The Browse page displays basic information for 3,747 soybean transcription factors (TFs) and categorizes the binding motifs into three types:
I: A set of manually curated, non-redundant, high-quality TF binding motifs that includes motifs from both PlantTFdb and those obtained from DAP-seq.
II: TFs within the same family that have sequence similarity (e-value < 1e-4) to Type I TFs share the same motif.
III: TFs with no binding motifs (e-value > 1e-4).
Clicking on the TF gene ID redirects to the detailed information for that gene in the Phytozome database. A search function is available in the top right corner of the browse table.


3.3 Blast

On the Blast page, users can input DNA or protein sequences to search for transcription factors (TFs) and target genes in the database.
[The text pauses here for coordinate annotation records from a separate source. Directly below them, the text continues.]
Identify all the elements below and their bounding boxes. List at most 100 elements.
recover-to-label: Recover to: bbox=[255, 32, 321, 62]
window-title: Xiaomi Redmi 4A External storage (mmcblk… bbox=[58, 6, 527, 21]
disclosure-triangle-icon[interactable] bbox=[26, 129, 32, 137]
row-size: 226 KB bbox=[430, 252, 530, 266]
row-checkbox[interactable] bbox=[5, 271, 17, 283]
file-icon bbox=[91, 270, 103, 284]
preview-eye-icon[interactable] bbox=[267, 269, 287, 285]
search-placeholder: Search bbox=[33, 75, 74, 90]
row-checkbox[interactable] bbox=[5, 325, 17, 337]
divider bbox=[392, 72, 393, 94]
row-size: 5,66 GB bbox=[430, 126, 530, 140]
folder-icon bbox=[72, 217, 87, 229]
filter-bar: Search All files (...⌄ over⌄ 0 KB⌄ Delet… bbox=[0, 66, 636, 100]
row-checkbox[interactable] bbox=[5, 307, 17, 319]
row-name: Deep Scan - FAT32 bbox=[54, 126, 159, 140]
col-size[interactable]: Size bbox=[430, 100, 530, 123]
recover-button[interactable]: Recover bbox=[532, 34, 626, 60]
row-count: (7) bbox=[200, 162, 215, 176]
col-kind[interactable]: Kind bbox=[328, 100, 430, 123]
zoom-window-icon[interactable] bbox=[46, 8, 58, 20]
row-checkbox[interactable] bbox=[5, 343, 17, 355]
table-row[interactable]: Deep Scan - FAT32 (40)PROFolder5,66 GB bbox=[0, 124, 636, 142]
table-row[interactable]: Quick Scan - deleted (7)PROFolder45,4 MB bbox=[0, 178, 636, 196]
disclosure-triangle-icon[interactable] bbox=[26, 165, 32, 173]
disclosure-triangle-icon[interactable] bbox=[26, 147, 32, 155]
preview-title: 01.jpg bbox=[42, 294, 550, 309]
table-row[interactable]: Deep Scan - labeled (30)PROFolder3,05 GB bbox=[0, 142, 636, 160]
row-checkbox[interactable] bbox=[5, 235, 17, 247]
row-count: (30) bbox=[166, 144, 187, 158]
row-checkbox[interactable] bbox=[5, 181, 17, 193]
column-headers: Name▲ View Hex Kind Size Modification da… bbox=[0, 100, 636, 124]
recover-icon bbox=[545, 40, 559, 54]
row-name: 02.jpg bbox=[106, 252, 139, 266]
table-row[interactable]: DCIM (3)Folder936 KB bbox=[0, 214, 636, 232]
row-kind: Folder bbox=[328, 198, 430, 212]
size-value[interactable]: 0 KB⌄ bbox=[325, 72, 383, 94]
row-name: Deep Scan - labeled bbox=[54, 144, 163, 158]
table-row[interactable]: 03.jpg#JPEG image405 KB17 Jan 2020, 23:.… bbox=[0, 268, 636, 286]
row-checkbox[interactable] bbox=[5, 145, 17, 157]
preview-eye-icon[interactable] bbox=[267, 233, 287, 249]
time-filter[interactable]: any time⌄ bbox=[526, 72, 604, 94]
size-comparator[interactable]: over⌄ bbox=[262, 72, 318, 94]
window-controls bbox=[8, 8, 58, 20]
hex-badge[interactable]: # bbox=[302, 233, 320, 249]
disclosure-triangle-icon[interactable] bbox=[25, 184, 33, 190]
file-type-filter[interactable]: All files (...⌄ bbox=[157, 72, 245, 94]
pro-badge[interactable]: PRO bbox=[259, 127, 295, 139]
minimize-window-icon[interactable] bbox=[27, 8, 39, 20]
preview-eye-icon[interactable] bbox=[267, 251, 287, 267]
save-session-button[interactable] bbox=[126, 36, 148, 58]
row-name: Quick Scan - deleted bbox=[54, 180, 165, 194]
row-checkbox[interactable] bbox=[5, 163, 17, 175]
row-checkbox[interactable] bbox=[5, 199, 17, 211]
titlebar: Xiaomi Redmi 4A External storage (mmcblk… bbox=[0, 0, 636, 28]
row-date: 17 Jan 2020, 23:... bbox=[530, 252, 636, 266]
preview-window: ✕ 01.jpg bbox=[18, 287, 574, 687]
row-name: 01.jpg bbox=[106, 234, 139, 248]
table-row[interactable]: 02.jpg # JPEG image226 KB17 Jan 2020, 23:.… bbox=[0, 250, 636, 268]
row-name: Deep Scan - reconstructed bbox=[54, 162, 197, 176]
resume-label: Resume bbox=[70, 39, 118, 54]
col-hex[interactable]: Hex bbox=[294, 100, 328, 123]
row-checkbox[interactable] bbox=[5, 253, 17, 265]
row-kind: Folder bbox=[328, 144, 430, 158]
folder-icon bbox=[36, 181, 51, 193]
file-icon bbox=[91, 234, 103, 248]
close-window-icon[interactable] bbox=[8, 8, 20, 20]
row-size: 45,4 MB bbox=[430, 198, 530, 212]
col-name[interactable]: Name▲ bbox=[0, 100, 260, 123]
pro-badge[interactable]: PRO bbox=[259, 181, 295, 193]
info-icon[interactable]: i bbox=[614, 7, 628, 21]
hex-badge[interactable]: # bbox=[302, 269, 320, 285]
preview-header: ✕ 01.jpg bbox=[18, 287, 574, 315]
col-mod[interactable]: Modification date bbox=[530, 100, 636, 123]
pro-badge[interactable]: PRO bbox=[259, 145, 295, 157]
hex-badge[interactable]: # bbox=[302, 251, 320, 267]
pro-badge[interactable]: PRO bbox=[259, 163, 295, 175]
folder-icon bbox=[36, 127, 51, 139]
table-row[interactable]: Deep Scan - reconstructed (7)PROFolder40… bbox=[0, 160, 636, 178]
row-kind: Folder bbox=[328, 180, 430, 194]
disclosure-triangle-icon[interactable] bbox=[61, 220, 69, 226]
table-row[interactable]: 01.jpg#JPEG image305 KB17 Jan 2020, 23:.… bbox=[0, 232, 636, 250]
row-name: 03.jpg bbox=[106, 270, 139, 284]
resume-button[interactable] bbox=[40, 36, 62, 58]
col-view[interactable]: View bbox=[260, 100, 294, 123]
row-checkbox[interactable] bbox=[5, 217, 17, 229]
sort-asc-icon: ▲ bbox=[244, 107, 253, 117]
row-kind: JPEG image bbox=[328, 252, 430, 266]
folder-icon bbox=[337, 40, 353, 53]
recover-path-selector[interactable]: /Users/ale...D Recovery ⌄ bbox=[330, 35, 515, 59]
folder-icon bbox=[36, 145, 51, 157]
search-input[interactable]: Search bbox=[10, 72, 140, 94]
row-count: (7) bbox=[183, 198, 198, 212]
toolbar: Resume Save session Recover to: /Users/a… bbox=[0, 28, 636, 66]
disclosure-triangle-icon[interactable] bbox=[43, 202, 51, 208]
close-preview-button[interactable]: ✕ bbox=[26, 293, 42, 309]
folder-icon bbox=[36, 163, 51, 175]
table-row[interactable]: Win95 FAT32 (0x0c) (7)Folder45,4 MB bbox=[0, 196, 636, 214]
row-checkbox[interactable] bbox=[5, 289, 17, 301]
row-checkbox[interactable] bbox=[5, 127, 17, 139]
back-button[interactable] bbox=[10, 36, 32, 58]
The Blast result displays the following information for each match:
1.The input sequence ID.
2.The matched sequence ID.
3. The alignment rate.
4. The alignment length.
5. The number of mismatches.
6. The number of gaps.
7. The alignment start position of the input sequence.
8. The alignment end position of the input sequence.
9. The start position of the matched sequence.
10. The end position of the matched sequence.
11. E-value (the smaller the E-value, the better the match).
12. The score of the alignment.
By clicking More in the last column, if the match is a TF, it will display the TF's motif information; if it's a target gene, the gene annotation will be shown.


3.4 Prediction

The Prediction function allows users to input a transcription factor (TF) to predict its downstream target genes, or to find its upstream TFs. Similarly, users can input a target gene to identify its upstream TFs.
The Prediction results display the following information for each match:
1. Input TF gene ID.
2. TF family.
3. Target gene ID.
4. Target gene annotation.
5. Co-expression PCC (Pearson Correlation Coefficient).
6. Co-expression p-value.
7. Expression line chart for both genes across 25 samples.(①)
8. Binding site and sequence prediction.(②)
9. Machine learning model prediction of the probability for each binding site.(③)
10. DAP-seq validation and experimental literature validation.(④)
This function helps explore regulatory relationships between TFs and target genes.


3.5 Network

The Network function allows users to select different network depths. When the network depth is set to 1, the upstream and downstream each consist of one layer. When the depth is 2, an additional layer is extended from the first layer.
When the network depth is 2, the running time will be longer compared to depth 1.
In the network diagram, different colors represent upstream and downstream elements, and different shapes distinguish TFs from target genes.
Arrows point from upstream to downstream, and the color of the lines indicates upstream/downstream relationships as well as whether they have been validated.

Clicking on the lines between nodes provides detailed information on co-expression, binding sites, and validation.
The network diagram can be downloaded, and a table provides detailed TF-target information from the network, making it easy for users to view and download the data.

4 Use Case: Analyzing TF Regulatory Networks Using SoyTFtarget


If a user has overexpression (OE-TF1) and mutant (KO-TF1) materials for a transcription factor (TF1), combined with RNA-seq data, the SoyTFtarget tool can facilitate the analysis:
1. Downstream Target Gene Prediction:
Input TF1 into SoyTFtarget to predict its downstream target genes based on co-expression analysis, TF binding site predictions, and machine learning models. By intersecting the predicted target genes with differentially expressed genes (DEGs) from RNA-seq data, high-confidence target genes can be identified for further validation.
2. Upstream Regulatory Factor Identification:
Input DEGs into SoyTFtarget to predict upstream regulatory TFs that potentially control these genes.
3. Regulatory Network Visualization:
Using SoyTFtarget's network module, generate an integrated upstream and downstream regulatory network of TF1, providing insights into its role in transcriptional regulation.
This workflow bridges experimental data and computational predictions, offering a comprehensive view of TF1's regulatory landscape.